Despite incubators being built to help startups succeed, their track record in Ethiopia tells an underwhelming story. A 2023 research found more than 100 centers across the country but noted poor follow-up, weak investor ties, and little post-graduation continuity. Many operate on donor budgets with limited market links, leaving startups unprepared once the structured programs end.

Access to finance also remains seriously limited. Despite a recently ratified Startup Act and plans for a two-billion-birr Startup Fund, most entrepreneurs still bootstrap their ventures or rely on small grants and competitions. 

EfuyeGela emerged hoping to address some of these shortcomings. Rather than enrolling startups in short training cycles, it embeds them in a shared portfolio that provides ongoing operational support, client introductions, and access to paying work.

An aggregator typically collects products or services from different providers under one umbrella. EfuyeGela applies that structure to startups: its corporate consulting arm secures contracts, then channels assignments to ventures within its portfolio. 

“We realized startups were not dying because of a lack of creativity,” Dagmawi told Shega. “They were dying because they didn’t have paying clients.”

The company operates through two connected units. EfuyeGela Consultants, its corporate arm, offers management and design services through what it calls a “3P” framework People, Process, Product.

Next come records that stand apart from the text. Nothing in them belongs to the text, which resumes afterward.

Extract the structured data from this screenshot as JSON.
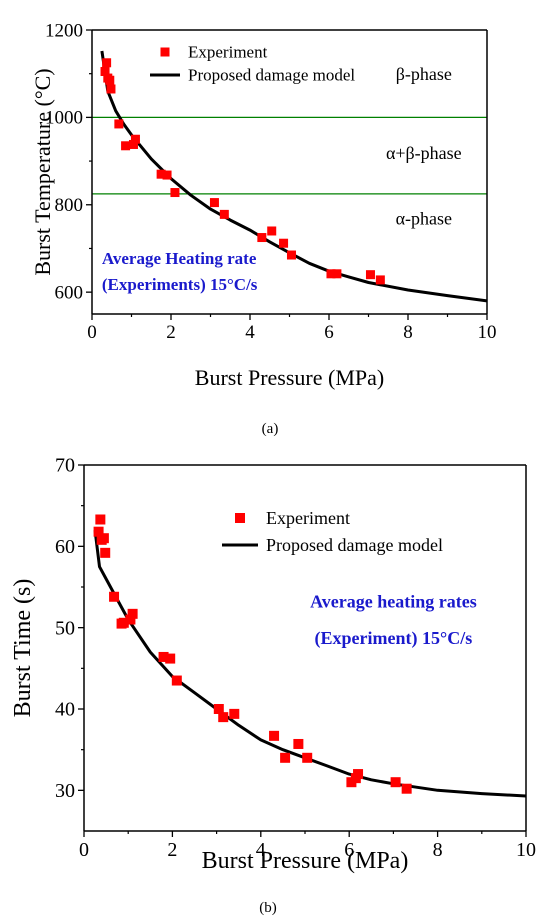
{
  "chart_data": [
    {
      "type": "scatter",
      "subcaption": "(a)",
      "title": "",
      "xlabel": "Burst Pressure (MPa)",
      "ylabel": "Burst Temperature (°C)",
      "xlim": [
        0,
        10
      ],
      "ylim": [
        550,
        1200
      ],
      "xticks": [
        0,
        2,
        4,
        6,
        8,
        10
      ],
      "yticks": [
        600,
        800,
        1000,
        1200
      ],
      "grid": false,
      "legend_position": "top-left",
      "colors": {
        "experiment": "#ff0000",
        "model": "#000000",
        "phase_line": "#008000",
        "annotation": "#1a1acc"
      },
      "series": [
        {
          "name": "Experiment",
          "kind": "scatter",
          "x": [
            0.33,
            0.37,
            0.4,
            0.45,
            0.48,
            0.68,
            0.85,
            1.05,
            1.1,
            1.75,
            1.9,
            2.1,
            3.1,
            3.35,
            4.3,
            4.55,
            4.85,
            5.05,
            6.05,
            6.2,
            7.05,
            7.3
          ],
          "y": [
            1105,
            1125,
            1090,
            1085,
            1065,
            985,
            935,
            938,
            950,
            870,
            868,
            828,
            805,
            778,
            725,
            740,
            712,
            685,
            642,
            642,
            640,
            628
          ]
        },
        {
          "name": "Proposed damage model",
          "kind": "line",
          "x": [
            0.25,
            0.4,
            0.6,
            0.8,
            1.0,
            1.5,
            2.0,
            2.5,
            3.0,
            3.5,
            4.0,
            4.5,
            5.0,
            5.5,
            6.0,
            6.5,
            7.0,
            8.0,
            9.0,
            10.0
          ],
          "y": [
            1152,
            1060,
            1015,
            985,
            960,
            905,
            860,
            822,
            790,
            765,
            742,
            715,
            690,
            666,
            648,
            635,
            622,
            605,
            592,
            580
          ]
        }
      ],
      "reference_lines": [
        {
          "axis": "y",
          "value": 1000
        },
        {
          "axis": "y",
          "value": 825
        }
      ],
      "annotations": [
        {
          "text": "β-phase",
          "x": 8.4,
          "y": 1085
        },
        {
          "text": "α+β-phase",
          "x": 8.4,
          "y": 905
        },
        {
          "text": "α-phase",
          "x": 8.4,
          "y": 755
        },
        {
          "text": "Average Heating rate",
          "x": 0.25,
          "y": 665
        },
        {
          "text": "(Experiments) 15°C/s",
          "x": 0.25,
          "y": 605
        }
      ]
    },
    {
      "type": "scatter",
      "subcaption": "(b)",
      "title": "",
      "xlabel": "Burst Pressure (MPa)",
      "ylabel": "Burst Time (s)",
      "xlim": [
        0,
        10
      ],
      "ylim": [
        25,
        70
      ],
      "xticks": [
        0,
        2,
        4,
        6,
        8,
        10
      ],
      "yticks": [
        30,
        40,
        50,
        60,
        70
      ],
      "grid": false,
      "legend_position": "top-center",
      "colors": {
        "experiment": "#ff0000",
        "model": "#000000",
        "annotation": "#1a1acc"
      },
      "series": [
        {
          "name": "Experiment",
          "kind": "scatter",
          "x": [
            0.33,
            0.37,
            0.4,
            0.45,
            0.48,
            0.68,
            0.85,
            0.9,
            1.05,
            1.1,
            1.8,
            1.95,
            2.1,
            3.05,
            3.15,
            3.4,
            4.3,
            4.55,
            4.85,
            5.05,
            6.05,
            6.15,
            6.2,
            7.05,
            7.3
          ],
          "y": [
            61.8,
            63.3,
            60.8,
            61.0,
            59.2,
            53.8,
            50.5,
            50.6,
            51.0,
            51.7,
            46.4,
            46.2,
            43.5,
            40.0,
            39.0,
            39.4,
            36.7,
            34.0,
            35.7,
            34.0,
            31.0,
            31.5,
            32.0,
            31.0,
            30.2
          ]
        },
        {
          "name": "Proposed damage model",
          "kind": "line",
          "x": [
            0.25,
            0.35,
            0.5,
            0.7,
            1.0,
            1.5,
            2.0,
            2.5,
            3.0,
            3.5,
            4.0,
            4.5,
            5.0,
            5.5,
            6.0,
            6.5,
            7.0,
            8.0,
            9.0,
            10.0
          ],
          "y": [
            62.0,
            57.5,
            56.0,
            54.0,
            51.0,
            47.0,
            44.0,
            42.0,
            40.0,
            38.0,
            36.2,
            35.0,
            34.0,
            33.0,
            32.0,
            31.3,
            30.8,
            30.0,
            29.6,
            29.3
          ]
        }
      ],
      "annotations": [
        {
          "text": "Average heating rates",
          "x": 7.0,
          "y": 52.5
        },
        {
          "text": "(Experiment) 15°C/s",
          "x": 7.0,
          "y": 48.0
        }
      ]
    }
  ]
}
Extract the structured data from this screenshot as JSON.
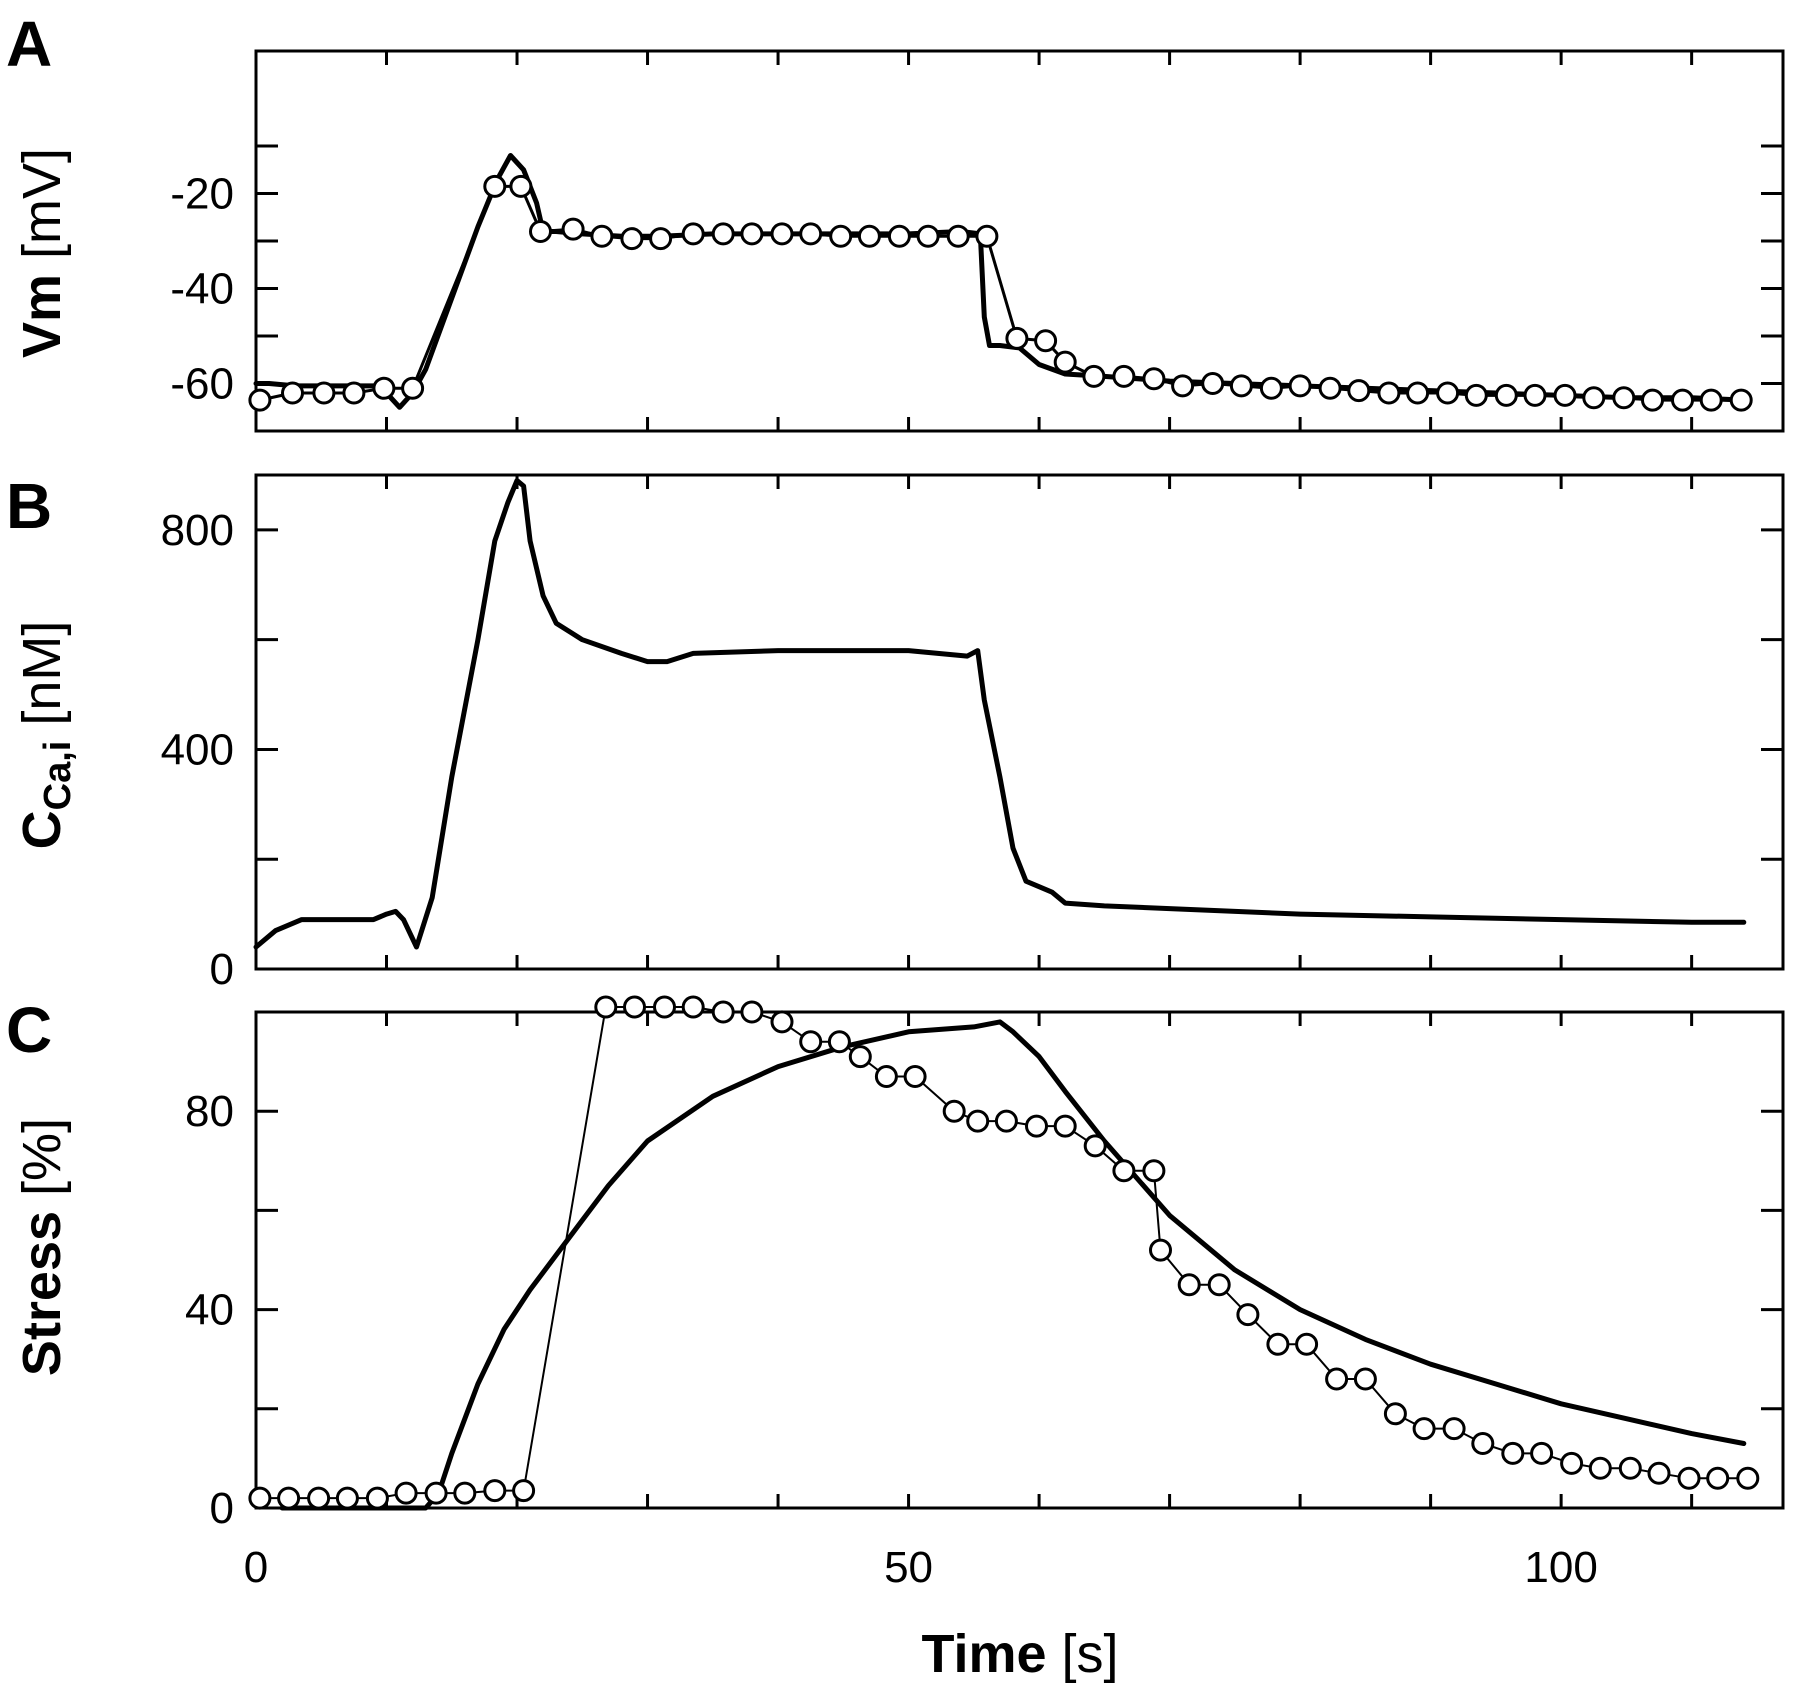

This generates a steady income that funds the second unit, EfuyeGela Ventures, which supports startups through shared services, training, and business development.

The model is meant to reduce dependence on donors, but it also limits how fast EfuyeGela can expand. Without outside investment, growth depends on maintaining a consistent flow of consulting work.

Over the past five years, EfuyeGela states it has managed to increase its revenue from 30,000 Birr per year to nearly 12 million in the last fiscal year while staff number has ballooned from 5 to 22. It reports supporting 17 ventures in sectors such as education, health, agriculture, and gaming, alongside a network of over 60 partners. The figures suggest a stability unusual in Ethiopia’s early-stage ecosystem.

EfuyeGela’s origins trace back to Chewata Awaqi, a 2018 project that introduced games into public events. What began as a playful experiment evolved into a broader ecosystem-building effort. Its later initiative, the Green Pill Project, trains participants through simulations of startup operations. Many of EfuyeGela’s staff are graduates of that program. 

The company says it has organized 10 hackathons across eight Ethiopian regions, creating what it calls “game zones” that serve as both entertainment spaces and learning platforms. 

EfuyeGela’s model pins startup survival to paying clients, hoping to address the gap between innovation and market demand. Yet the model scalability rests on several factors.

Consulting revenue can sustain a small portfolio, but it likely won’t replace private investment or robust financial infrastructure in the long run. Nor can it address the regulatory uncertainties and currency pressures that weigh on Ethiopian startups.

The Startup Act might help if implemented effectively, providing clear accreditation, procurement incentives, and access to funds. But without strong investor participation and reliable data on what works, a single piece of legislation can only go so far.

EfuyeGela’s approach is a novel workaround, a way to keep startups alive in an ecosystem where capital is scarce and institutional support is inconsistent. Its self-financing structure offers resilience,but scaling it across a fragmented market will likely require broader reforms and private investment.